An extension of naive ideal mode coupling theory (MCT) and its generalization to treat activated barrier hopping and glassy dynamics in fluids and suspensions composed of nonspherical hard core objects is proposed. An effective center-of-mass description is adopted. It corresponds to a specific type of pre-averaging of the dynamical consequences of orientational degrees of freedom. The simplest case of particles composed of symmetry-equivalent interaction sites is considered.

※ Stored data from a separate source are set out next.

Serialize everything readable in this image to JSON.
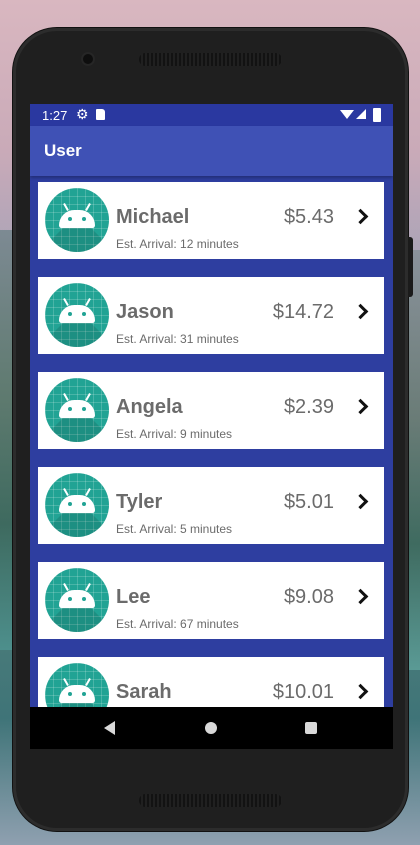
{
  "status_bar": {
    "time": "1:27",
    "icons": [
      "gear-icon",
      "sd-card-icon",
      "wifi-icon",
      "signal-icon",
      "battery-icon"
    ]
  },
  "app_bar": {
    "title": "User"
  },
  "colors": {
    "app_bar": "#3f51b5",
    "status_bar": "#2a38a0",
    "list_background": "#2e3ea0",
    "avatar": "#21a394",
    "card": "#ffffff",
    "text": "#6b6b6b"
  },
  "users": [
    {
      "name": "Michael",
      "price": "$5.43",
      "arrival": "Est. Arrival: 12 minutes"
    },
    {
      "name": "Jason",
      "price": "$14.72",
      "arrival": "Est. Arrival: 31 minutes"
    },
    {
      "name": "Angela",
      "price": "$2.39",
      "arrival": "Est. Arrival: 9 minutes"
    },
    {
      "name": "Tyler",
      "price": "$5.01",
      "arrival": "Est. Arrival: 5 minutes"
    },
    {
      "name": "Lee",
      "price": "$9.08",
      "arrival": "Est. Arrival: 67 minutes"
    },
    {
      "name": "Sarah",
      "price": "$10.01",
      "arrival": ""
    }
  ],
  "nav_bar": {
    "icons": [
      "back-icon",
      "home-icon",
      "recents-icon"
    ]
  }
}
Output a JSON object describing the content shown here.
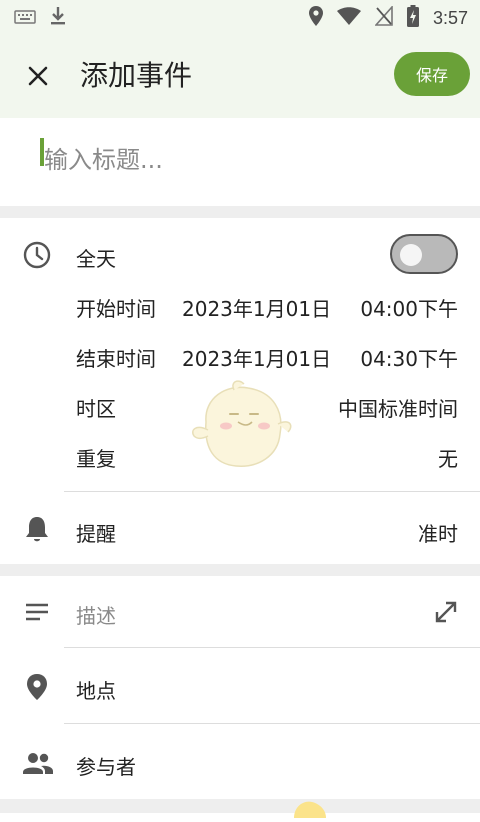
{
  "status_bar": {
    "time": "3:57",
    "icons": [
      "keyboard-icon",
      "download-icon",
      "location-icon",
      "wifi-icon",
      "no-sim-icon",
      "battery-charging-icon"
    ]
  },
  "header": {
    "title": "添加事件",
    "save_label": "保存"
  },
  "event_title": {
    "placeholder": "输入标题..."
  },
  "all_day": {
    "label": "全天",
    "enabled": false
  },
  "start": {
    "label": "开始时间",
    "date": "2023年1月01日",
    "time": "04:00下午"
  },
  "end": {
    "label": "结束时间",
    "date": "2023年1月01日",
    "time": "04:30下午"
  },
  "timezone": {
    "label": "时区",
    "value": "中国标准时间"
  },
  "repeat": {
    "label": "重复",
    "value": "无"
  },
  "reminder": {
    "label": "提醒",
    "value": "准时"
  },
  "description": {
    "placeholder": "描述"
  },
  "location": {
    "label": "地点"
  },
  "attendees": {
    "label": "参与者"
  },
  "colors": {
    "accent": "#6aa138",
    "header_bg": "#f2f7ee",
    "separator": "#eeeeee"
  }
}
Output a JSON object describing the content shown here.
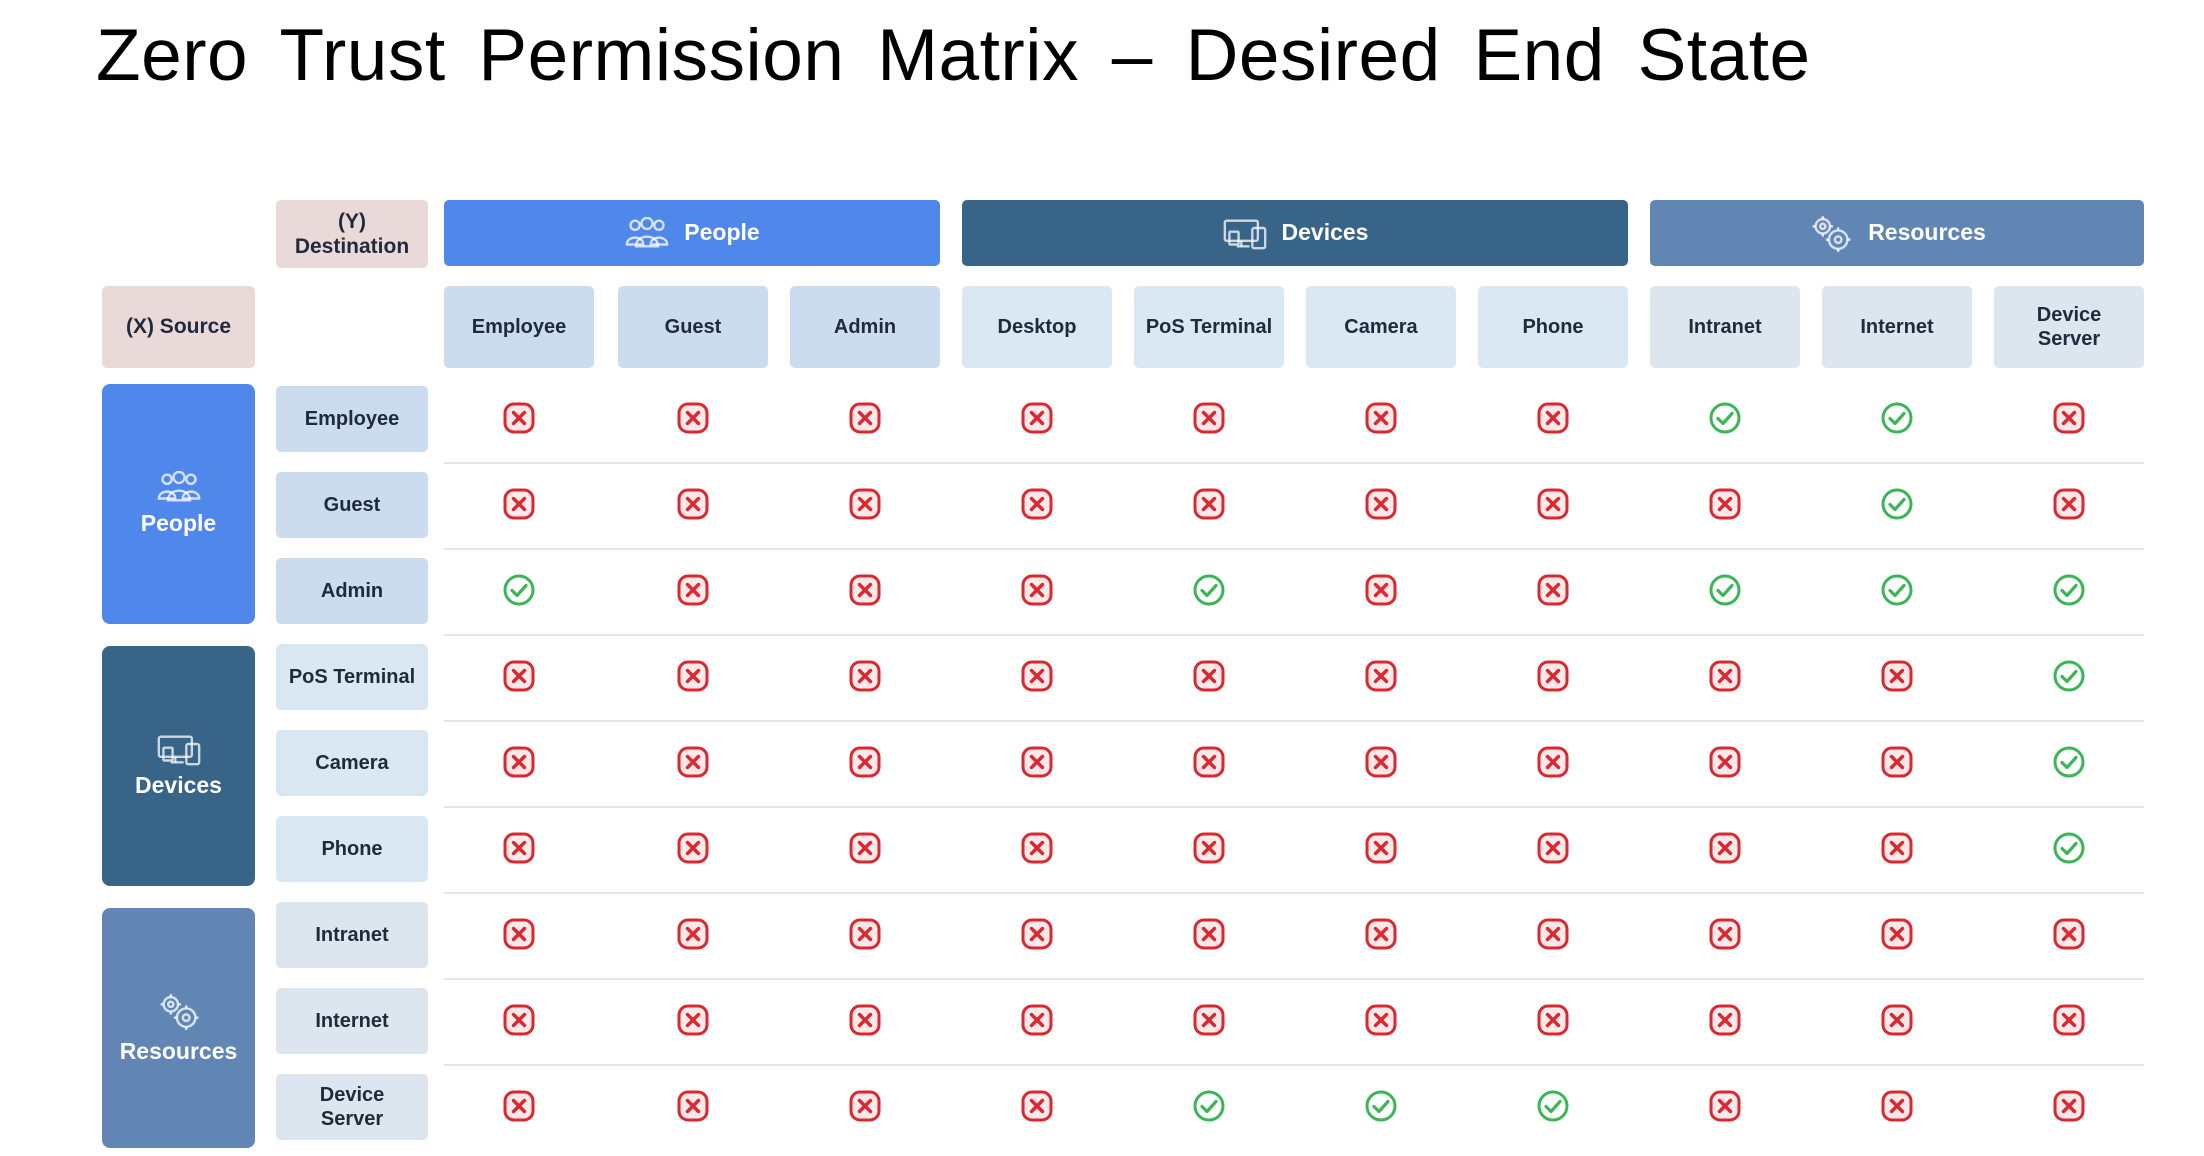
{
  "title": "Zero Trust Permission Matrix – Desired End State",
  "destination_header": "(Y)\nDestination",
  "source_header": "(X) Source",
  "colors": {
    "people": "#4f87eb",
    "devices": "#376487",
    "resources": "#6186b3",
    "sub_people": "#cbdcee",
    "sub_devices": "#d9e8f3",
    "sub_resources": "#dde5ee",
    "allow": "#3bb556",
    "deny": "#d9282f"
  },
  "groups": [
    {
      "label": "People",
      "icon": "people-icon",
      "items": [
        "Employee",
        "Guest",
        "Admin"
      ]
    },
    {
      "label": "Devices",
      "icon": "devices-icon",
      "items": [
        "Desktop",
        "PoS Terminal",
        "Camera",
        "Phone"
      ]
    },
    {
      "label": "Resources",
      "icon": "resources-icon",
      "items": [
        "Intranet",
        "Internet",
        "Device\nServer"
      ]
    }
  ],
  "source_groups": [
    {
      "label": "People",
      "icon": "people-icon",
      "items": [
        "Employee",
        "Guest",
        "Admin"
      ]
    },
    {
      "label": "Devices",
      "icon": "devices-icon",
      "items": [
        "PoS Terminal",
        "Camera",
        "Phone"
      ]
    },
    {
      "label": "Resources",
      "icon": "resources-icon",
      "items": [
        "Intranet",
        "Internet",
        "Device\nServer"
      ]
    }
  ],
  "matrix": [
    [
      0,
      0,
      0,
      0,
      0,
      0,
      0,
      1,
      1,
      0
    ],
    [
      0,
      0,
      0,
      0,
      0,
      0,
      0,
      0,
      1,
      0
    ],
    [
      1,
      0,
      0,
      0,
      1,
      0,
      0,
      1,
      1,
      1
    ],
    [
      0,
      0,
      0,
      0,
      0,
      0,
      0,
      0,
      0,
      1
    ],
    [
      0,
      0,
      0,
      0,
      0,
      0,
      0,
      0,
      0,
      1
    ],
    [
      0,
      0,
      0,
      0,
      0,
      0,
      0,
      0,
      0,
      1
    ],
    [
      0,
      0,
      0,
      0,
      0,
      0,
      0,
      0,
      0,
      0
    ],
    [
      0,
      0,
      0,
      0,
      0,
      0,
      0,
      0,
      0,
      0
    ],
    [
      0,
      0,
      0,
      0,
      1,
      1,
      1,
      0,
      0,
      0
    ]
  ],
  "legend": {
    "allow": "check-circle-icon",
    "deny": "x-square-icon"
  }
}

The theory is implemented for a homonuclear diatomic shape of variable bond length. The naive MCT glass transition boundary is predicted to be a nonmonotonic function of the length-to-width or aspect ratio and occurs at a nearly unique value of the dimensionless compressibility. The latter quantifies the amplitude of long wavelength thermal density fluctuations, thereby (empirically) suggesting a tight connection between the onset of localization and thermodynamics. Localization lengths and elastic shear moduli for different aspect ratio and volume fraction systems approximately collapse onto master curves based on a reduced volume fraction variable that quantifies the distance from the ideal glass transition. Calculations of the entropic barrier height and hopping time, maximum restoring force, and absolute yield stress and strain as a function of diatomic aspect ratio and volume fraction have been performed. Strong correlations of these properties with the dimensionless compressibility are also found, and nearly universal dependences have been numerically identified based on property-specific nondimensionalizations. Generalization of the approach to rigid rods, disks, and variable shaped molecules is possible, including oriented liquid crystalline phases.